Hast du Angst, ohne Fernseher und Radio nicht mehr informiert zu sein?

Haben wir nicht eher zu viele Informationen, die wir gar nicht alle verkraften können?

Ich habe seit 2008 keinen Fernseher mehr, und ich vermisse nichts.

Wichtige politische oder gesellschaftliche Informationen erhalte ich immer noch über Bekannte, das Internet oder die gelegentlichen Nachrichten im Radio (wir hören am ehesten, meist im Auto, MDR Figaro, weil es regional ausgerichtet ist und kulturelle Informationen bietet).

Vor einer Wahl oder um andere Zusammenhänge zu verstehen informiere ich mich selbst auf selbst gewählten neutralen Webseiten wie z. B. Wikipedia.

Und Filme sehe ich auch. Ich liebe unsere Filmabende, die meine Schwester, Freunde und ich regelmäßig veranstalten. Ich liebe es auch, mit meinem Schatz Filme zu gucken. Das machen wir oft und gern. Auf Netflix. Ohne Werbung. Und die angeschauten Sendungen wählen wir bewusst aus.

Aber was wir nicht mehr konsumieren, womit wir uns nicht mehr beschallen lassen, sind Werbung und schlimme Nachrichten.

Und ich kann dir sagen, das tut so gut!

Es hat einen gewaltigen Einfluss darauf, wie wir die Welt erleben.

In den Nachrichten geht es überwiegend um Kriege, Hass, Gewalttaten, Unfälle oder Krisen.

Es ist gut, Allgemeinbildung zu besitzen und über die Zusammenhänge in der Welt in den Grundzügen Bescheid zu wissen, aber da wird häufig auch eine Menge Unfrieden und Angst verbreitet. Vieles davon betrifft dich und mich auch nicht wirklich.

It’s not information overflow. It’s filter failure.

 

Es ist nicht Informationsüberfluss. Es ist ein Mangel beim Filtern.

Den Satz habe ich in einem Internetmarketing-Seminar kennengelernt, und er kommt mir immer und immer wieder in den Sinn.
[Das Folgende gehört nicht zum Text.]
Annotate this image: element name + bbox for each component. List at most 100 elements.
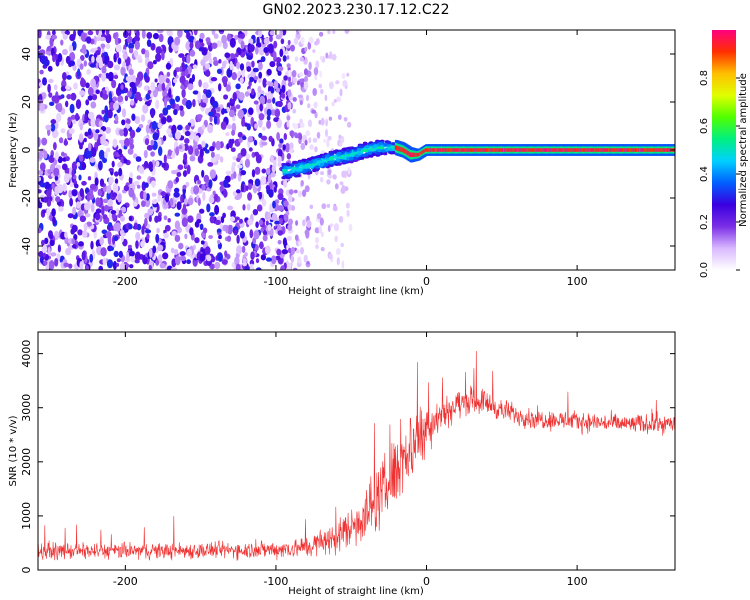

Natürlich sind Internetmarketer angehalten, ihre Kunden und Leser nicht zu spammen, aber du kannst nie die anderen ändern. Verändern kannst du immer nur etwas bei dir selbst.

Also gilt für alle Medien, insbesonders aber für das Internet: Filtern.

 

Du allein entscheidest, was wichtig für dich ist. Alles andere darfst du ausblenden.

Lass dir nicht von Internet-Gurus einreden, dass du bestimmte Seiten lesen musst, dass du auf Instagram sein musst oder in anderen Sozialen Medien.

Tue immer nur, wonach *dir* ist.

Mit Twitter und Instagram habe ich immer noch so meine „Hass-Liebe“. Internet-Business-Lehrer schwärmen mitunter noch von den alten Zeiten, als auf Twitter noch ein richtiges Gespräch möglich war. Heute – ist mein Eindruck – ist es überwiegend Marktgeschrei.

Ich nutze diese Dienste nicht mehr für mein Geschäft. Nur noch zur reinen Unterhaltung.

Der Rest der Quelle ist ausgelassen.